As I’ve indicated before, there are a lot of things I have to learn to accept in order to be able to own Acceptance.
Like, OWN IT BIATCH.
I’m far from alone, of course. Wanting what we don’t have in every which way (physically, personally, financially, emotionally etc etc), self-loathing, poor-to-no self-esteem, emotional wounds that never got the proper care they needed to heal.
All of this stuff causes critical death blows to self-acceptance.
Being totally down with who we are.
Just us as perfectly okay, the way we are.
This is of course, all a part of the dualistic nature of the world; the illusion of separateness that is the root cause of the human condition of suffering. Which is a nice philosophical way to talk about it.
But in reality, for most people in this world this means a lifetime of feeling like they aren’t good enough. That they aren’t loveable or desirable. That they’ll never really be happy, even if they’re surrounded by all kinds of goodness. Grass is always greener and all of that.
As I said, I’m not alone. Everyone has their story and as clichéd as it sounds, working out how to love and make friends with yourself (the way you would with anyone else!) is the only way out of the Cycle of Crazy that is self-loathing.
And I’m not talking about the pseudo-acceptance of denial and pretend. I’ve been there, and it doesn’t work.
The only way to really get self-acceptance is to stop lying to yourself.
It’s a starting point, anyway.
Much of the work I’ve done to heal myself from PTSD has been about just that – brutal self-honesty and understanding. But there were still small pockets of self-loathing I was able to hold onto.
Specifically around my physical appearance and lovability.

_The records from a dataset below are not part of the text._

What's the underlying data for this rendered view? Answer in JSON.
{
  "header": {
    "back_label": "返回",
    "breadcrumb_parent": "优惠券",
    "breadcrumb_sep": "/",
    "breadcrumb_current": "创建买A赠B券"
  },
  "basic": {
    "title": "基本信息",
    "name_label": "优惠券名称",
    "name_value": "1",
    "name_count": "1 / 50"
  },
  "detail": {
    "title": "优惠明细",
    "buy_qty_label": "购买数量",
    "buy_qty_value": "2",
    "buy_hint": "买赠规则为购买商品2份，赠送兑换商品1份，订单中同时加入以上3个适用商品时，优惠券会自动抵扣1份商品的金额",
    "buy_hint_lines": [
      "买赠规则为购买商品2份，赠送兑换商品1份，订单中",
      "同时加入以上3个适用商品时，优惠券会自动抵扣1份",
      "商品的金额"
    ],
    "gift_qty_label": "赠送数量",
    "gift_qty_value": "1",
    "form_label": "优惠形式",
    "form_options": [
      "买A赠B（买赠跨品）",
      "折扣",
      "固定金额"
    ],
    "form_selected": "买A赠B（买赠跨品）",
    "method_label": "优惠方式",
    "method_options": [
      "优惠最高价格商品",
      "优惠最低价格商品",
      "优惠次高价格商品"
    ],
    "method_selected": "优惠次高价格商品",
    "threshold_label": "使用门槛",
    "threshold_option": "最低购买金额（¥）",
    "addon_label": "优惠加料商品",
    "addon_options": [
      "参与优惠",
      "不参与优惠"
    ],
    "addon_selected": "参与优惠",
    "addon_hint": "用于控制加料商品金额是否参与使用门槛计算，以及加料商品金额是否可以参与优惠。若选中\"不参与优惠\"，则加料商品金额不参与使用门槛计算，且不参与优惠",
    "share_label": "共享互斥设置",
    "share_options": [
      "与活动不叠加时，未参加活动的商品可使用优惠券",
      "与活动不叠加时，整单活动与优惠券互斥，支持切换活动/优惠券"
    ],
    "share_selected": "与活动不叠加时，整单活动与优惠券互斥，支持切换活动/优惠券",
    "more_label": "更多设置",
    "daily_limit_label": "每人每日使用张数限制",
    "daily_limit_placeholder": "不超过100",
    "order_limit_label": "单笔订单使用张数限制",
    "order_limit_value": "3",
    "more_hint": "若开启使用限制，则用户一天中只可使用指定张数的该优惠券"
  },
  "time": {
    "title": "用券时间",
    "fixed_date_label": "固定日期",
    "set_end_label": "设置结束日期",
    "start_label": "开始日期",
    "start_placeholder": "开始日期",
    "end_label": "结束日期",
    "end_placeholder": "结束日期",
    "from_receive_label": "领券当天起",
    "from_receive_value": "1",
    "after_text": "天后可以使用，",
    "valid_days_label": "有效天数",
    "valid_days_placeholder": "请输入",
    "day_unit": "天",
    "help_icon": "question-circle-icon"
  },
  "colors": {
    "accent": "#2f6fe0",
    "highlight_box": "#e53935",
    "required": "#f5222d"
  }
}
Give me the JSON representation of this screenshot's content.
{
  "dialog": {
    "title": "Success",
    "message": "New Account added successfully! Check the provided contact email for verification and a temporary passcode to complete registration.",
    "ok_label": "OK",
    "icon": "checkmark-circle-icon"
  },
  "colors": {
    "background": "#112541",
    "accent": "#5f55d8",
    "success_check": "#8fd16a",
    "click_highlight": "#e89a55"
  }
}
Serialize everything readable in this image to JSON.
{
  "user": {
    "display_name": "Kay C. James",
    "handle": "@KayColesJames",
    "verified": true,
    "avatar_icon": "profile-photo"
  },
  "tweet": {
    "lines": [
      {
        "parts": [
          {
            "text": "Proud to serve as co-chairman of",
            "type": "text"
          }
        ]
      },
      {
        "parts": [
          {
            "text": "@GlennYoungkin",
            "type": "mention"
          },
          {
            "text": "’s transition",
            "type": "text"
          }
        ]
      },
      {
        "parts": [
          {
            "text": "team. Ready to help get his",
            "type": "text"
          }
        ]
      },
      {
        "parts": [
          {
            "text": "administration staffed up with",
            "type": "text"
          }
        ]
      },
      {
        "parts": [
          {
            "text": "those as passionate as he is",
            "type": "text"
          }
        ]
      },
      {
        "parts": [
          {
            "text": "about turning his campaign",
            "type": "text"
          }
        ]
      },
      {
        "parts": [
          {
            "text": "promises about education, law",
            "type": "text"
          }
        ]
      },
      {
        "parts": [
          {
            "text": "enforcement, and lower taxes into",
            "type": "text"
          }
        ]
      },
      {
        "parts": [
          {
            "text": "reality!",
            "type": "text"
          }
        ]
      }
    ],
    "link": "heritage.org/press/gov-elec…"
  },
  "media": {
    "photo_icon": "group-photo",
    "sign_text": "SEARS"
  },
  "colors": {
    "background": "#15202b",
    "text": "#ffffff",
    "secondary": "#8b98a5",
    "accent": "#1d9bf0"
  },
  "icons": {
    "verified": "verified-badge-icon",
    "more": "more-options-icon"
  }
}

Recently, a good friend asked me to explain my spiritual beliefs. My response was circuitous and long-winded, because I had to explain the difference between western-logic thinking and yogic thinking; which IS circuitous and contains ideas that sometimes contradict themselves (on purpose and gleefully so). I also had to explain that for me, it’s not so much about what I believe, as what I experience first-hand…
Which led to a conversation about all the things I’ve learned since being assaulted and how that incident really has led to real (and positive) change in how I see myself.
Which is when I realised that yeah, I’m on my way to self-acceptance.
I’m well on the way…
One of my little post-class rituals I hold for my yoga students is as follows: once we’ve finished our closing chants I ask them to keep their eyes closed/lowered and take a moment to honor themselves for coming along to yoga. I say – if the mood takes you, give yourself a great big smirk. Keep it internal if you like or let it spread to your face. Coming to yoga, I tell them, is an act of caring for your body and mind.
The more I tell myself and my students this, the more concrete this idea becomes.